Eight reporters were arrested on Monday Jan. 27 during a protest against the sale of the Chilean newspaper La Nación. The protest took place during the meeting of shareholders where the  sale of the 97-year-old newspaper was finalized.

The journalists were arrested at La Nación’s offices, where they had chained themselves to protest the transaction.

Chilean broadcaster Radio Bio Bio reported that those arrested where leaders of the newspaper’s journalists union. Among them were Nancy Arancibia and Javiera Olivares, president and vice president of the union, respectively.

According to Bio Bio, the protest was a result of Arancibia asking all the employees of news media in Chile to meet for the protest outside La Nación’s offices.

La Nación was a public newspaper, with the government owning 69.26 percent of the shares. After being slowly taken apart in the past few months, the paper was finally bought by firm Novoa y Compañía Limitada for 320 million pesos, or about $582,400.
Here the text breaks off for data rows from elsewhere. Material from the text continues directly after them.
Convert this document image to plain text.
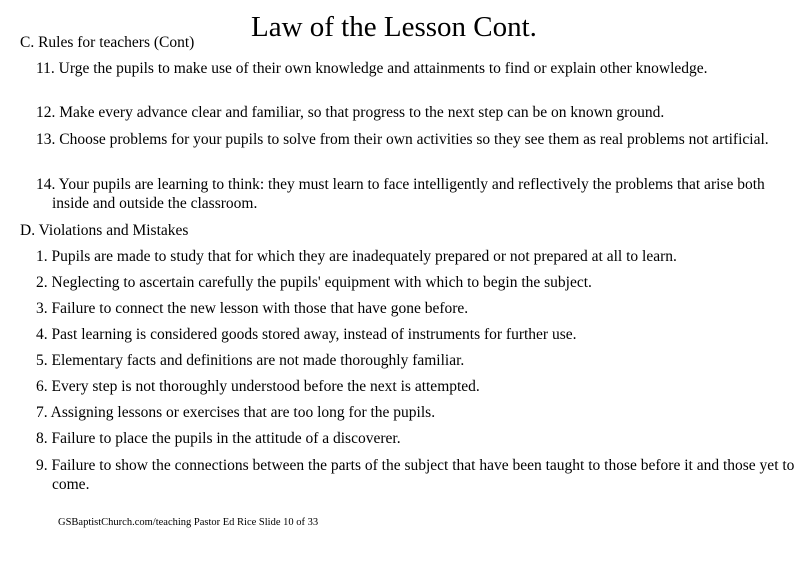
Law of the Lesson Cont.
C. Rules for teachers (Cont)
11. Urge the pupils to make use of their own knowledge and attainments to find or explain other knowledge.
12. Make every advance clear and familiar, so that progress to the next step can be on known ground.
13. Choose problems for your pupils to solve from their own activities so they see them as real problems not artificial.
14. Your pupils are learning to think: they must learn to face intelligently and reflectively the problems that arise both inside and outside the classroom.
D. Violations and Mistakes
1. Pupils are made to study that for which they are inadequately prepared or not prepared at all to learn.
2. Neglecting to ascertain carefully the pupils' equipment with which to begin the subject.
3. Failure to connect the new lesson with those that have gone before.
4. Past learning is considered goods stored away, instead of instruments for further use.
5. Elementary facts and definitions are not made thoroughly familiar.
6. Every step is not thoroughly understood before the next is attempted.
7. Assigning lessons or exercises that are too long for the pupils.
8. Failure to place the pupils in the attitude of a discoverer.
9. Failure to show the connections between the parts of the subject that have been taught to those before it and those yet to come.
GSBaptistChurch.com/teaching Pastor Ed Rice Slide 10 of 33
According to Erbol, the newspapers archives, which contained documents and information dating back to almost a century, were given to the Diego Portales University, a move that was widely criticized by La Nación’s employees, who no longer have access to the archives.

The newspaper’s sale was negatively received by its employeeswho had previously protested the sale in multiple occasions. The closure left 117 workers unemployed.

According to the employees, the newspaper was viable, sustainable and capable of self-financing. Last year they asked the government to stop the sale and turn the paper into a public media outlet.

Arancibia, the union president, had told Radio Bio Bio that she hoped President Sebastian Piñera’s government would stop the newspaper’s sale. She also added that the privatization of La Nación would be a waste of all the potential the 97-year-old newspaper had and it would weaken its role and ability to grow and develop.